Our study advantages
This study will add prospective, multicenter, double-blind, randomized data to the currently limited informations on in-hospital cardiac arrest (IHCA) related to PE comparing the effectiveness of two thrombolytic drugs, in contrast to other studies who compare only thrombolytic vs placebo. Study does not evaluate off-label indications/use of a study drug(s): we compare streptokinase vs alteplase (both with on-label indication for the treatment of PE).
Focused Echocardiographic in Emergency Life support (FEEL) assessment offer in emergency time-sensitive conditions arguments for the diagnosis of PE. An optimal 60-min CPR effort is ensured by the use of a chest compression system. Evidence resulting from this study will be of primary importance in the management of high risk patients with cardiac arrest related to pulmonary embolism.
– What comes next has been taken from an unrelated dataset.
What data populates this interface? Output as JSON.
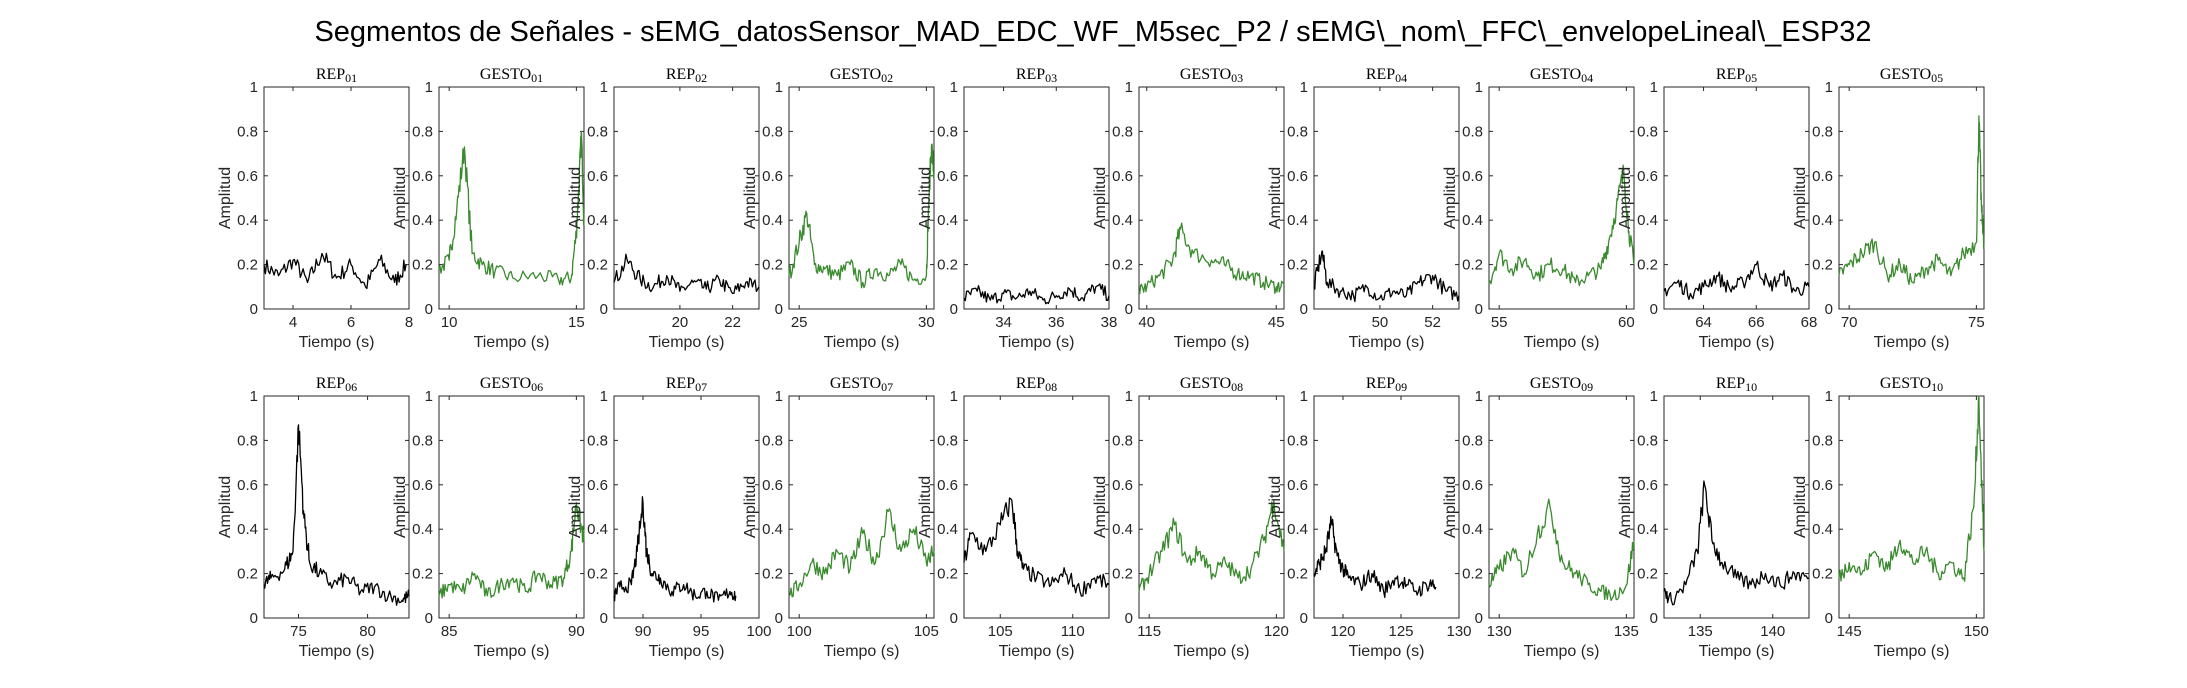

Using the FEEL assessment for a quick diagnosis of pulmonary embolism as cause of intra-hospital cardiac arrest, during a prospective randomized study in which the onset of thrombolysis therapy was shortly administered after CPR initiation and the chest compression mechanical device assure at least 60 min of CPR effort before discontinuing the resuscitation attempts will provide statistically valid information about a topic that is still based on the experts’ consensus.
Scientific research supported by a research grant from University of Medicine and Pharmacy “Grigore T. Popa” Iaşi, based on the contract no. 1851/05.02.2013.